I'm trying to find all occurrences of a word in paragraph and I want it to account for spelling mistakes as well. Code:

to_search="caterpillar"
search_here= "caterpillar are awesome animal catterpillar who like other humans but not other caterpilar"
#search_here has the word caterpillar repeated but with spelling mistakes

s= SequenceMatcher(None, to_search, search_here).get_matching_blocks()
print(s)

#Output  : [Match(a=0, b=0, size=11), Match(a=3, b=69, size=0)] 
#Expected: [Match(a=0, b=0, size=11), Match(a=0, b=32, size=11), Match(a=0, b=81, size=11)]

Difflib get_matching_blocks only detects the first instance of "caterpillar" in the search_here string. I want it to give me output of all closely matching blocks i.e. it should identify "caterpillar","catterpillar" and "caterpilar"

How can I solve this problem?

1
When you look for the difference in texts using diffing you don’t expect to find ALL possible differences between the two texts. It will give you one (1) estimate on how different the strings are and how much has to change in either of the inputs to get the other. You are using the wrong tool for the job.NewPythonUser

1 Answers

0
votes

You could calculate the edit distance of each word vs. to_search. Then, you can select all the words that have "low enough" edit distance (a score of 0 means exact match).
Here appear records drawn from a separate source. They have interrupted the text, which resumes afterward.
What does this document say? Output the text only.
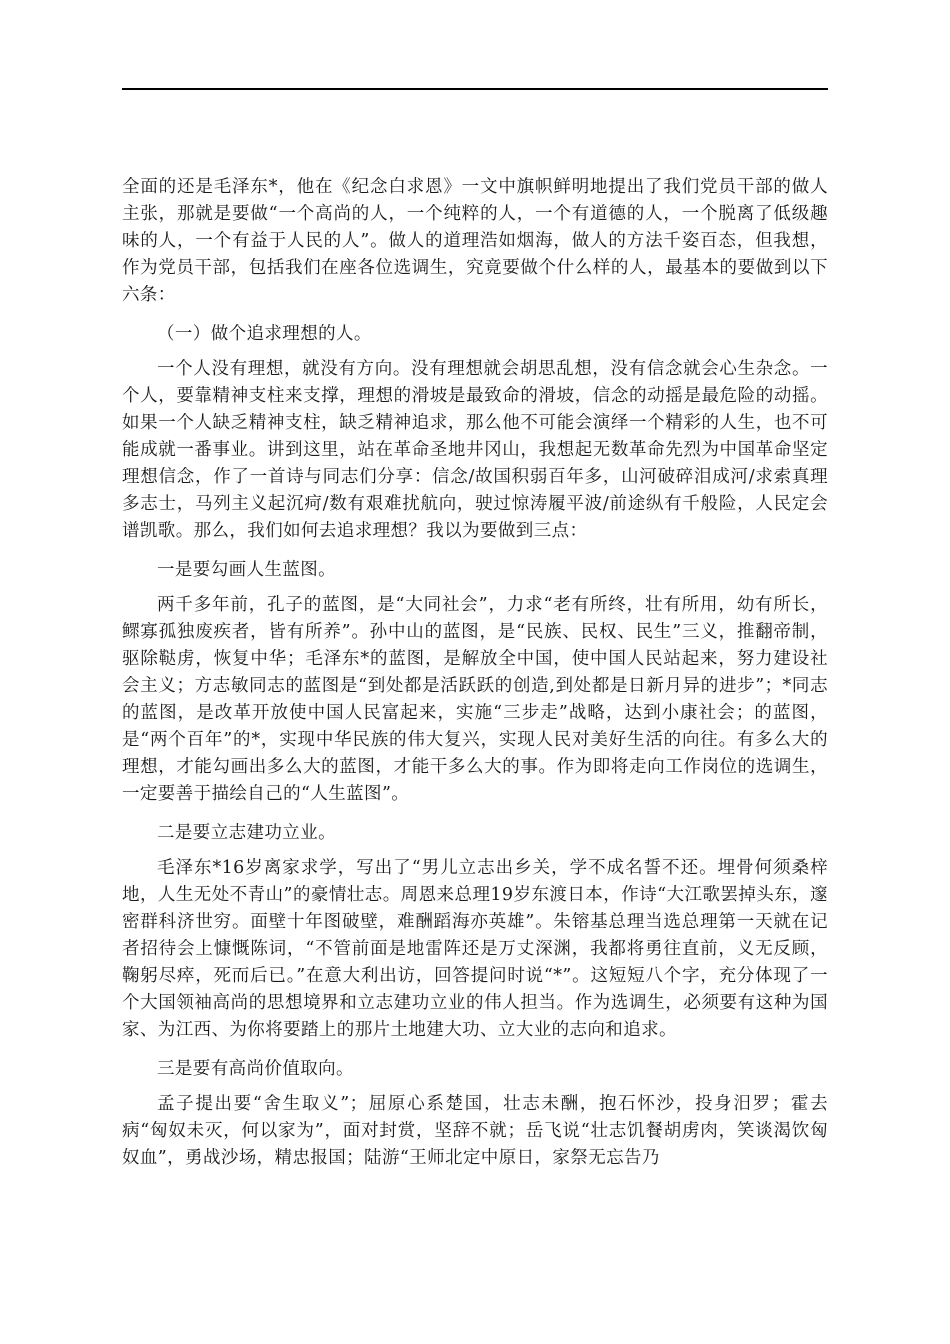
全面的还是毛泽东*，他在《纪念白求恩》一文中旗帜鲜明地提出了我们党员干部的做人主张，那就是要做“一个高尚的人，一个纯粹的人，一个有道德的人，一个脱离了低级趣味的人，一个有益于人民的人”。做人的道理浩如烟海，做人的方法千姿百态，但我想，作为党员干部，包括我们在座各位选调生，究竟要做个什么样的人，最基本的要做到以下六条：

（一）做个追求理想的人。

一个人没有理想，就没有方向。没有理想就会胡思乱想，没有信念就会心生杂念。一个人，要靠精神支柱来支撑，理想的滑坡是最致命的滑坡，信念的动摇是最危险的动摇。如果一个人缺乏精神支柱，缺乏精神追求，那么他不可能会演绎一个精彩的人生，也不可能成就一番事业。讲到这里，站在革命圣地井冈山，我想起无数革命先烈为中国革命坚定理想信念，作了一首诗与同志们分享：信念/故国积弱百年多，山河破碎泪成河/求索真理多志士，马列主义起沉疴/数有艰难扰航向，驶过惊涛履平波/前途纵有千般险，人民定会谱凯歌。那么，我们如何去追求理想？我以为要做到三点：

一是要勾画人生蓝图。

两千多年前，孔子的蓝图，是“大同社会”，力求“老有所终，壮有所用，幼有所长，鳏寡孤独废疾者，皆有所养”。孙中山的蓝图，是“民族、民权、民生”三义，推翻帝制，驱除鞑虏，恢复中华；毛泽东*的蓝图，是解放全中国，使中国人民站起来，努力建设社会主义；方志敏同志的蓝图是“到处都是活跃跃的创造,到处都是日新月异的进步”；*同志的蓝图，是改革开放使中国人民富起来，实施“三步走”战略，达到小康社会；的蓝图，是“两个百年”的*，实现中华民族的伟大复兴，实现人民对美好生活的向往。有多么大的理想，才能勾画出多么大的蓝图，才能干多么大的事。作为即将走向工作岗位的选调生，一定要善于描绘自己的“人生蓝图”。

二是要立志建功立业。

毛泽东*16岁离家求学，写出了“男儿立志出乡关，学不成名誓不还。埋骨何须桑梓地，人生无处不青山”的豪情壮志。周恩来总理19岁东渡日本，作诗“大江歌罢掉头东，邃密群科济世穷。面壁十年图破壁，难酬蹈海亦英雄”。朱镕基总理当选总理第一天就在记者招待会上慷慨陈词，“不管前面是地雷阵还是万丈深渊，我都将勇往直前，义无反顾，鞠躬尽瘁，死而后已。”在意大利出访，回答提问时说“*”。这短短八个字，充分体现了一个大国领袖高尚的思想境界和立志建功立业的伟人担当。作为选调生，必须要有这种为国家、为江西、为你将要踏上的那片土地建大功、立大业的志向和追求。

三是要有高尚价值取向。

孟子提出要“舍生取义”；屈原心系楚国，壮志未酬，抱石怀沙，投身汨罗；霍去病“匈奴未灭，何以家为”，面对封赏，坚辞不就；岳飞说“壮志饥餐胡虏肉，笑谈渴饮匈奴血”，勇战沙场，精忠报国；陆游“王师北定中原日，家祭无忘告乃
Thanks to your question, I have discovered that there is a pip-install-able edit_distance Python module. Here are a couple examples I just tried out for the first time:

>>> edit_distance.SequenceMatcher('fabulous', 'fibulous').ratio()
0.875
>>> edit_distance.SequenceMatcher('fabulous', 'wonderful').ratio()
0.11764705882352941
>>> edit_distance.SequenceMatcher('fabulous', 'fabulous').ratio()
1.0
>>> edit_distance.SequenceMatcher('fabulous', '').ratio()
0.0
>>> edit_distance.SequenceMatcher('caterpillar', 'caterpilar').ratio()
0.9523809523809523

So, it looks like the ratio method gives you a number between 0 and 1 (inclusive) where 1 is an exact match and 0 is... not even in the same league XD. So yeah, you could select words that have a ratio greater than 1 - epsilon, where epsilon is maybe 0.1 or thereabouts.